Ingat sa biyahe Bonn,

Tessa

Anonymous said...

Hi Bonn:


pauwi ka daw Pilipinas? kailan? Kinukumusta ka ni Nai. Nandito sya ulit for more data gathering. Kumusta ba ang buhay-buhay natin dyan. Happy Father's day B?

Stone

Anonymous said...

Salamat Bonn for the info. By the way I'll be going to the Philippines this
July 18 to early August, especially to be with my mother in La Union. Are
you also going home or have you decided to stay in Europe?
sally

Anonymous said...

Thanks for ... the links - Erik's books certainly seems to be making some waves which is a good thing. I was surprised by the (generally) supportive tone of the Daily Telegraph review because that paper has a long-standing reputation for its reactionary politics (pro-market, social authoritarianism, Euroscepticism) but the reviewer seemed to concede many of Erik's points.
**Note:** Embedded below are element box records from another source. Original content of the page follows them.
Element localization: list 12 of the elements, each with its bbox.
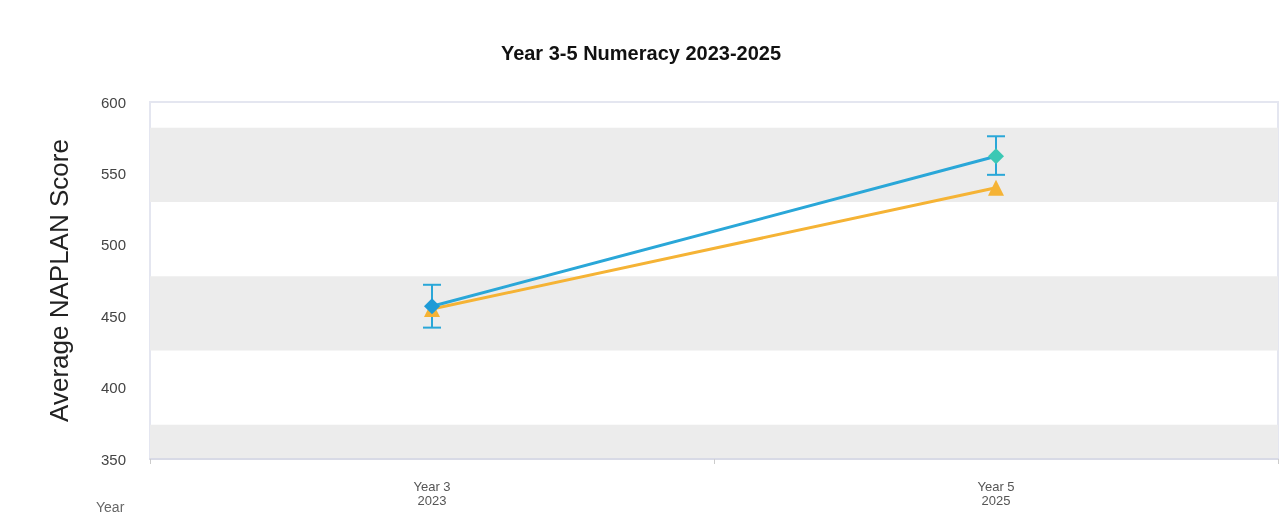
chart-title: Year 3-5 Numeracy 2023-2025 (500, 42, 782, 64)
y-tick-label: 450 (100, 307, 126, 325)
x-tick-label: Year 5 2025 (977, 478, 1015, 508)
y-axis-title: Average NAPLAN Score (44, 139, 74, 422)
y-tick-label: 550 (100, 164, 126, 182)
x-axis-title: Year (96, 499, 125, 515)
y-tick-label: 500 (100, 236, 126, 254)
point (988, 148, 1004, 165)
y-tick-label: 400 (100, 379, 126, 397)
y-tick-label: 350 (100, 450, 126, 468)
y-tick-label: 600 (100, 93, 126, 111)
x-tick-label: Year 3 2023 (413, 478, 451, 508)
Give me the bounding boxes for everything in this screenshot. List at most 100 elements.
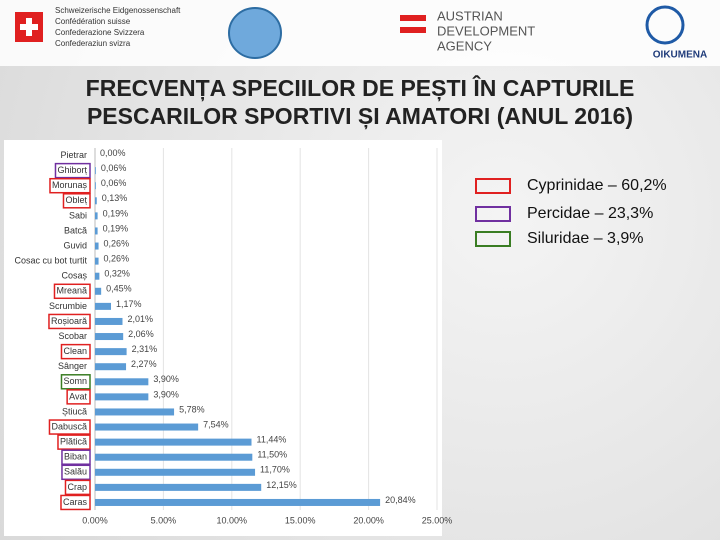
x-tick-label: 5.00%	[151, 515, 177, 525]
bar	[95, 408, 175, 416]
value-label: 20,84%	[385, 495, 416, 505]
value-label: 2,27%	[131, 359, 157, 369]
x-tick-label: 25.00%	[422, 515, 453, 525]
bar	[95, 453, 253, 461]
bar	[95, 212, 98, 220]
y-tick-label: Cosac cu bot turtit	[14, 256, 87, 266]
value-label: 0,06%	[101, 178, 127, 188]
value-label: 0,26%	[104, 238, 130, 248]
logo-bar	[0, 0, 720, 66]
y-tick-label: Plătică	[60, 437, 87, 447]
chart-title: PESCARILOR SPORTIVI ȘI AMATORI (ANUL 201…	[87, 103, 633, 130]
legend: Cyprinidae – 60,2% Percidae – 23,3% Siluri…	[475, 177, 667, 247]
bar	[95, 393, 149, 401]
value-label: 12,15%	[266, 480, 297, 490]
value-label: 0,13%	[102, 193, 128, 203]
y-tick-label: Salău	[64, 467, 87, 477]
bar	[95, 167, 96, 175]
value-label: 11,50%	[257, 450, 287, 460]
value-label: 11,70%	[260, 465, 290, 475]
bar	[95, 287, 102, 295]
plot: 0.00% 5.00% 10.00% 15.00% 20.00% 25.00% Pietra…	[14, 148, 452, 525]
chart-title: FRECVENȚA SPECIILOR DE PEȘTI ÎN CAPTURIL…	[86, 74, 635, 102]
bar	[95, 242, 99, 250]
family-box	[53, 283, 91, 300]
value-label: 0,19%	[103, 208, 129, 218]
value-label: 7,54%	[203, 419, 229, 429]
bar	[95, 272, 100, 280]
y-tick-label: Ghiborț	[57, 165, 87, 175]
value-label: 0,06%	[101, 163, 127, 173]
family-box	[66, 389, 91, 405]
y-tick-label: Clean	[63, 346, 87, 356]
logo-text: OIKUMENA	[653, 50, 707, 61]
y-tick-label: Morunaș	[52, 180, 88, 190]
logo-text: Schweizerische Eidgenossenschaft	[55, 6, 181, 15]
logo-text: Confédération suisse	[55, 17, 131, 26]
bar	[95, 348, 127, 356]
y-tick-label: Guvid	[63, 240, 87, 250]
x-tick-label: 15.00%	[285, 515, 316, 525]
logo-text: Confederazione Svizzera	[55, 28, 145, 37]
y-tick-label: Caras	[63, 497, 88, 507]
y-tick-label: Crap	[67, 482, 87, 492]
value-label: 0,32%	[104, 269, 130, 279]
value-label: 3,90%	[153, 389, 179, 399]
y-tick-label: Somn	[63, 376, 87, 386]
legend-swatch	[475, 178, 511, 194]
value-label: 2,01%	[127, 314, 153, 324]
family-box	[62, 193, 91, 209]
y-tick-label: Dabuscă	[51, 421, 87, 431]
y-tick-label: Sabi	[69, 210, 87, 220]
bar	[95, 363, 127, 371]
logo-text: AGENCY	[437, 38, 492, 53]
y-tick-label: Scrumbie	[49, 301, 87, 311]
round-logo	[228, 7, 282, 59]
value-label: 1,17%	[116, 299, 142, 309]
y-tick-label: Știucă	[62, 406, 87, 416]
logo-text: DEVELOPMENT	[437, 23, 535, 38]
bar	[95, 182, 96, 190]
bar	[95, 302, 112, 310]
family-box	[64, 479, 91, 496]
value-label: 2,31%	[132, 344, 158, 354]
family-box	[54, 162, 91, 179]
logo-text: AUSTRIAN	[437, 8, 503, 23]
family-box	[61, 464, 91, 481]
value-label: 11,44%	[256, 435, 286, 445]
family-box	[61, 449, 91, 465]
bar	[95, 317, 123, 325]
swiss-cross	[20, 18, 38, 36]
value-label: 0,45%	[106, 284, 132, 294]
family-box	[49, 177, 91, 194]
logo-text: Confederaziun svizra	[55, 39, 131, 48]
y-tick-label: Biban	[64, 452, 87, 462]
y-tick-label: Sânger	[58, 361, 87, 371]
bar	[95, 423, 199, 431]
legend-label: Cyprinidae – 60,2%	[527, 177, 667, 194]
value-label: 0,26%	[104, 254, 130, 264]
legend-label: Siluridae – 3,9%	[527, 230, 644, 247]
y-tick-label: Scobar	[58, 331, 87, 341]
oikumena-logo	[645, 5, 685, 45]
value-label: 0,19%	[103, 223, 129, 233]
family-box	[60, 494, 91, 511]
x-tick-label: 20.00%	[353, 515, 384, 525]
bar	[95, 333, 124, 341]
ada-logo	[400, 15, 426, 21]
bar	[95, 483, 262, 491]
y-tick-label: Pietrar	[60, 150, 87, 160]
y-tick-label: Cosaș	[61, 271, 87, 281]
y-tick-label: Obleț	[65, 195, 87, 205]
y-tick-label: Avat	[69, 391, 87, 401]
family-box	[48, 313, 91, 330]
y-tick-label: Batcă	[64, 225, 87, 235]
family-box	[60, 343, 91, 360]
legend-swatch	[475, 231, 511, 247]
bar	[95, 498, 381, 506]
value-label: 0,00%	[100, 148, 126, 158]
x-tick-label: 10.00%	[217, 515, 248, 525]
ada-logo	[400, 27, 426, 33]
bar	[95, 197, 97, 205]
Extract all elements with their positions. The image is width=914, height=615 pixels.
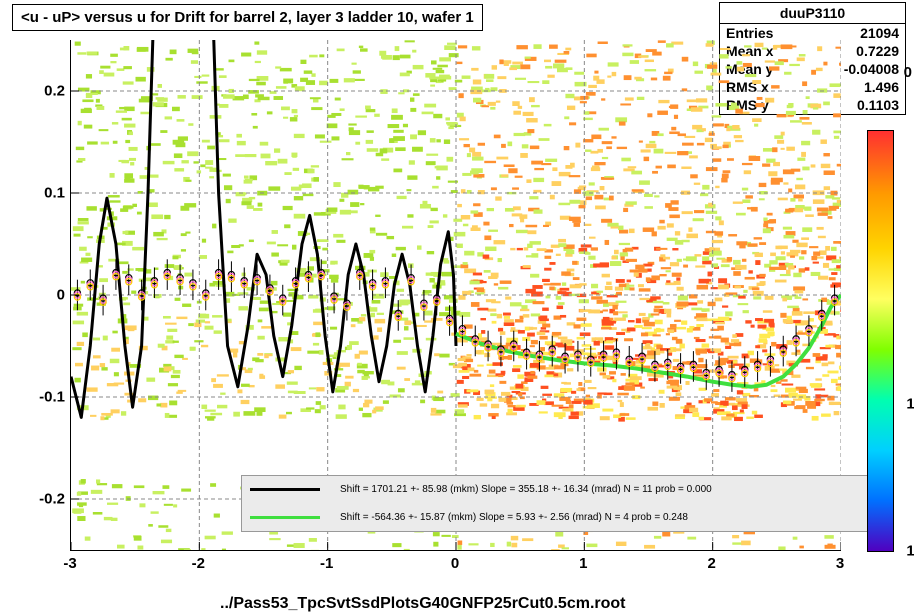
x-tick-label: 3 xyxy=(836,555,844,572)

It'll be interesting when the academic journals get round to doing their reviews.

G

Anonymous said...

Hey! I'm reading the same book right now, Dr. Reinert send me a copy! I am delighted with it and I just can't wait to start the master. It seems that the mainstream economists and the marxists "wore the cap", as we can see from their reviews on the book. By the way, a brazilian site translated Paul Collier's critique, but not Reinert's reply...

I see that you are now a "PhD Student", so we will meet then!

Hope to hear from you soon,

regards,

Caetano

Anonymous said...

Thank you Bonn, I am buying the book. How are you?

Best

Carlo

Anonymous said...

It's great that someone of note has finally challenged the infantile fantasy that the precursors of today's developed nations were models of laissez-faire enterprise. Perhaps we can start bringing the economics back into economic history and save the discipline from the third-rate fiction that's too often passed for scholarship in recent years.

Anonymous said...

bonn, galit ako sa yo. waaah. di ka man lang nagparamdam nung dumating ka. tumawag lang kayo ni gary e di ko pa nasagot. pakita ka naman, the next time youre here.

Anonymous said...

Great work.

Ruchira Sen said...

I LOVE this book. It changed so much in my head!

Unknown said...

Dear Eric

I agree with him, state run capitalism is better than super capitalism like USA is now, a disaster. China is running a State capitalism and they have no debt at all. However, most African countries and Asian dictators do not know how to run State ( traditional ) capitalism. Once they control the economy, they steal everything and give to Switzerland and die. Those monkeys.That is why we get poorer and poorer too.

Unknown said...

I agree with him, state run capitalism is better than super capitalism like USA is now, a disaster. China is running a State capitalism and they have no debt at all. However, most African countries and Asian dictators do not know how to run State ( traditional ) capitalism. Once they control the economy, they steal everything and give to Switzerland and die. Those monkeys.That is why we get poorer and poorer.